Radio operators hone their readiness to communicate during emergencies

JACKSONVILLE, Fla. – During emergencies like hurricanes or other natural disasters, many times, the first things you lose is electricity and the power to communicate. That's when amateur radio operators can become lifesavers during search and rescue missions when communication is key.

The annual American Radio Relay League Field Day was held Saturday at the Hogan Baptist Ball Field in Duval County, where amateur radio operators got together to hone their craft.

John  Reynolds is an amateur radio operator who communicates as W4IJJ, which is a call sign issued by the Federal Communications Commission.

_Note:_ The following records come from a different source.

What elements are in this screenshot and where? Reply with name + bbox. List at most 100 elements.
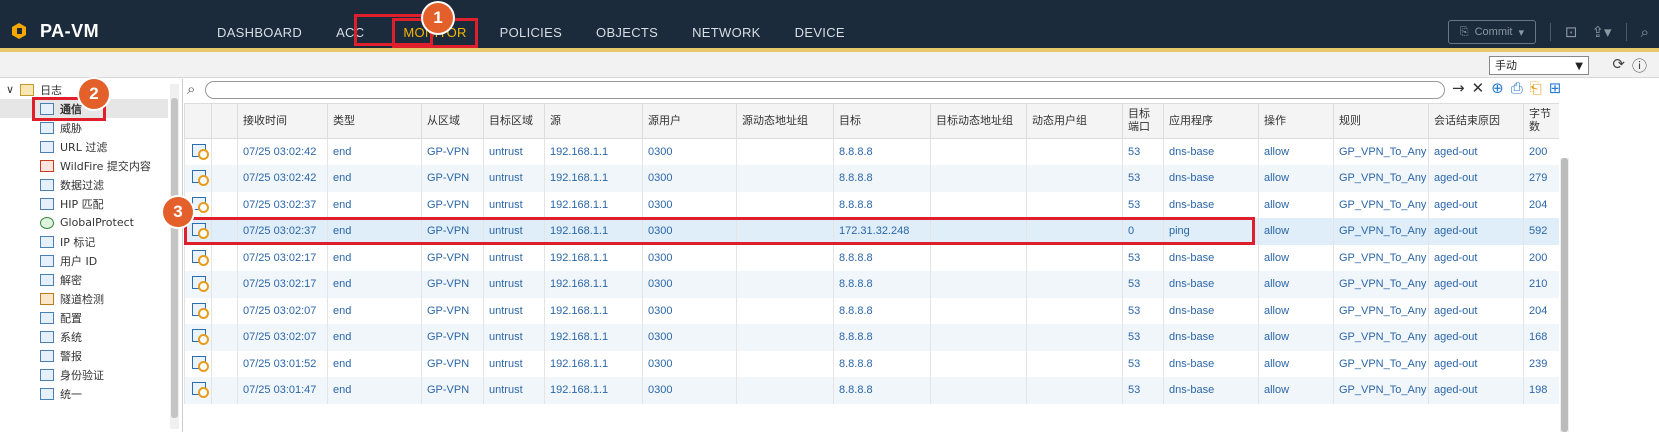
column-header[interactable]: 规则: [1333, 103, 1429, 139]
sidebar-item-unified[interactable]: 统一: [40, 384, 82, 403]
table-cell[interactable]: allow: [1258, 324, 1334, 351]
save-filter-icon[interactable]: ⎙: [1511, 79, 1523, 97]
table-cell[interactable]: 192.168.1.1: [544, 377, 643, 404]
table-cell[interactable]: 192.168.1.1: [544, 350, 643, 377]
tab-objects[interactable]: OBJECTS: [584, 18, 670, 48]
table-cell[interactable]: aged-out: [1428, 165, 1524, 192]
table-cell[interactable]: untrust: [483, 138, 545, 165]
table-cell[interactable]: allow: [1258, 244, 1334, 271]
table-cell[interactable]: 0300: [642, 377, 737, 404]
column-header[interactable]: 会话结束原因: [1428, 103, 1524, 139]
table-cell[interactable]: [1026, 377, 1123, 404]
table-cell[interactable]: 192.168.1.1: [544, 165, 643, 192]
table-cell[interactable]: 53: [1122, 244, 1164, 271]
table-row[interactable]: 07/25 03:02:17 end GP-VPN untrust 192.168.1.…: [184, 271, 1559, 298]
table-cell[interactable]: 592: [1523, 218, 1559, 245]
column-header[interactable]: 动态用户组: [1026, 103, 1123, 139]
table-cell[interactable]: 192.168.1.1: [544, 191, 643, 218]
column-header[interactable]: 目标: [833, 103, 931, 139]
detail-view-icon[interactable]: [192, 249, 209, 266]
table-cell[interactable]: aged-out: [1428, 138, 1524, 165]
detail-view-icon[interactable]: [192, 170, 209, 187]
table-cell[interactable]: [1026, 271, 1123, 298]
table-cell[interactable]: 0300: [642, 324, 737, 351]
table-cell[interactable]: dns-base: [1163, 297, 1259, 324]
table-cell[interactable]: 0300: [642, 271, 737, 298]
load-filter-icon[interactable]: ⎗: [1530, 79, 1542, 97]
table-cell[interactable]: 192.168.1.1: [544, 271, 643, 298]
table-cell[interactable]: 0300: [642, 350, 737, 377]
table-cell[interactable]: 8.8.8.8: [833, 191, 931, 218]
row-detail-cell[interactable]: [184, 138, 212, 165]
table-cell[interactable]: [736, 138, 834, 165]
table-cell[interactable]: [930, 324, 1027, 351]
table-cell[interactable]: 8.8.8.8: [833, 377, 931, 404]
table-cell[interactable]: aged-out: [1428, 191, 1524, 218]
table-row[interactable]: 07/25 03:02:37 end GP-VPN untrust 192.168.1.…: [184, 191, 1559, 218]
table-cell[interactable]: GP-VPN: [421, 271, 484, 298]
table-cell[interactable]: 07/25 03:02:07: [237, 324, 328, 351]
sidebar-item-url-filtering[interactable]: URL 过滤: [40, 137, 107, 156]
scrollbar-thumb[interactable]: [171, 98, 178, 418]
row-detail-cell[interactable]: [184, 377, 212, 404]
table-cell[interactable]: [736, 244, 834, 271]
table-cell[interactable]: 07/25 03:02:17: [237, 271, 328, 298]
column-header[interactable]: 源用户: [642, 103, 737, 139]
sidebar-item-hip-match[interactable]: HIP 匹配: [40, 194, 104, 213]
export-icon[interactable]: ⊞: [1549, 79, 1562, 97]
table-cell[interactable]: GP_VPN_To_Any: [1333, 324, 1429, 351]
table-cell[interactable]: [930, 377, 1027, 404]
table-cell[interactable]: GP-VPN: [421, 165, 484, 192]
table-cell[interactable]: 53: [1122, 297, 1164, 324]
table-cell[interactable]: end: [327, 324, 422, 351]
table-cell[interactable]: GP_VPN_To_Any: [1333, 244, 1429, 271]
sidebar-item-user-id[interactable]: 用户 ID: [40, 251, 97, 270]
table-cell[interactable]: GP-VPN: [421, 244, 484, 271]
table-cell[interactable]: dns-base: [1163, 271, 1259, 298]
table-cell[interactable]: [930, 138, 1027, 165]
table-cell[interactable]: untrust: [483, 297, 545, 324]
table-cell[interactable]: aged-out: [1428, 377, 1524, 404]
table-cell[interactable]: 239: [1523, 350, 1559, 377]
table-cell[interactable]: GP-VPN: [421, 350, 484, 377]
config-lock-icon[interactable]: ⊡: [1565, 23, 1578, 41]
table-cell[interactable]: GP-VPN: [421, 324, 484, 351]
table-cell[interactable]: [736, 350, 834, 377]
tab-policies[interactable]: POLICIES: [488, 18, 574, 48]
table-cell[interactable]: 07/25 03:02:42: [237, 165, 328, 192]
table-cell[interactable]: GP_VPN_To_Any: [1333, 191, 1429, 218]
table-cell[interactable]: allow: [1258, 350, 1334, 377]
table-cell[interactable]: 8.8.8.8: [833, 138, 931, 165]
table-cell[interactable]: 210: [1523, 271, 1559, 298]
table-cell[interactable]: dns-base: [1163, 191, 1259, 218]
row-detail-cell[interactable]: [184, 165, 212, 192]
help-icon[interactable]: ⓘ: [1632, 55, 1647, 76]
table-cell[interactable]: 53: [1122, 165, 1164, 192]
table-cell[interactable]: [736, 377, 834, 404]
table-cell[interactable]: [930, 271, 1027, 298]
column-header[interactable]: 目标动态地址组: [930, 103, 1027, 139]
sidebar-item-alarms[interactable]: 警报: [40, 346, 82, 365]
table-cell[interactable]: dns-base: [1163, 244, 1259, 271]
table-cell[interactable]: [1026, 244, 1123, 271]
table-cell[interactable]: GP_VPN_To_Any: [1333, 165, 1429, 192]
table-cell[interactable]: 53: [1122, 138, 1164, 165]
table-scrollbar[interactable]: [1560, 158, 1569, 432]
table-cell[interactable]: 07/25 03:01:52: [237, 350, 328, 377]
table-cell[interactable]: end: [327, 244, 422, 271]
table-cell[interactable]: 192.168.1.1: [544, 297, 643, 324]
table-cell[interactable]: aged-out: [1428, 324, 1524, 351]
table-cell[interactable]: 0300: [642, 297, 737, 324]
column-header[interactable]: 字节数: [1523, 103, 1559, 139]
table-cell[interactable]: end: [327, 138, 422, 165]
table-cell[interactable]: GP_VPN_To_Any: [1333, 138, 1429, 165]
table-cell[interactable]: untrust: [483, 191, 545, 218]
table-cell[interactable]: [1026, 191, 1123, 218]
table-cell[interactable]: 8.8.8.8: [833, 244, 931, 271]
table-cell[interactable]: 8.8.8.8: [833, 165, 931, 192]
row-detail-cell[interactable]: [184, 297, 212, 324]
sidebar-item-configuration[interactable]: 配置: [40, 308, 82, 327]
sidebar-scrollbar[interactable]: [170, 84, 179, 429]
sidebar-item-authentication[interactable]: 身份验证: [40, 365, 104, 384]
table-cell[interactable]: 192.168.1.1: [544, 138, 643, 165]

That call sign was his late father's, and Reynolds applied for it after his dad passed away.

He said they shared a love for radios.

That love is also shared by many people throughout the county, state and country.

"My personal goal is to talk to people in all 50 states in 24 hours," said amateur radio operator Todd Lovelace.  

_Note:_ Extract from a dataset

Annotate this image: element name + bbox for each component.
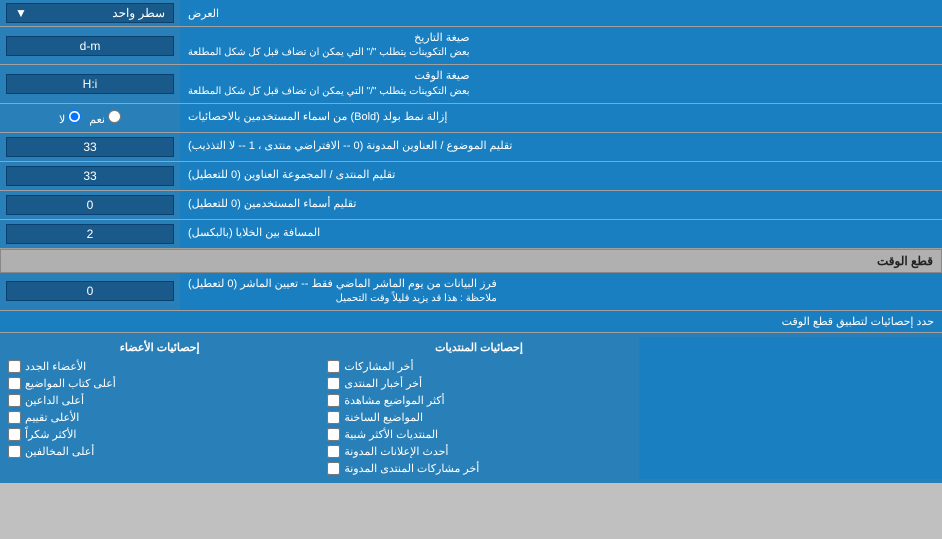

While that's his goal, he said he keeps in mind the importance of the job amateur radio operators do.

"The purpose here is to get out and practice with our equipment to make sure we know how to set it up properly and we can use it properly in adverse conditions. (It's) hot, rainy, miserable (out here) because that is how it is after an emergency," Lovelace said.  
 
A 24-foot antenna can be assembled in a matter of minutes with just a screwdriver and wrench.  
 
"I can talk around the world from this pavilion right here. It never ceases to amaze me that I can talk around the world with a piece of wire," Lovelace said.

The annual drill has been going on since the 1950s to ensure backup radio communications work properly during emergencies.

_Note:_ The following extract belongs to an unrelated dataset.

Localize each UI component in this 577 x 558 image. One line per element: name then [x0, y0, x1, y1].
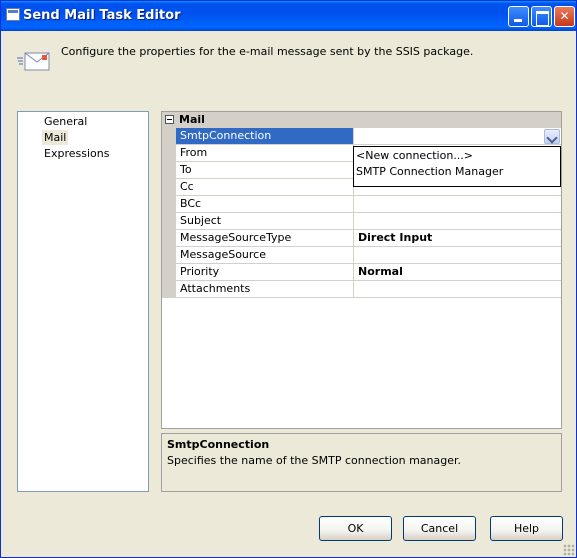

"I have seen what happens after a storm. You always lose cellphone, public radio, telephone, FM/AM, everything will be gone, so somebody has to provide communications. That is the No. 1 resource needed by ER (emergency room) managers," said Lovelace.  

He should know. He helped out during Hurricane Michael last year.

"I spent six days in Marianna, Florida, providing communications to (an) emergency room center," Lovelace said. "Amateur radio equipment is totally independent of any infrastructure. We don’t need wireless, cable, electricity from the utility company, (and) we don’t need a landline."  

That's because the radios are powered by portable generators and solar panels. 

The group that gathered is known as the North Florida Amateur Radio Society or NOFARS for short.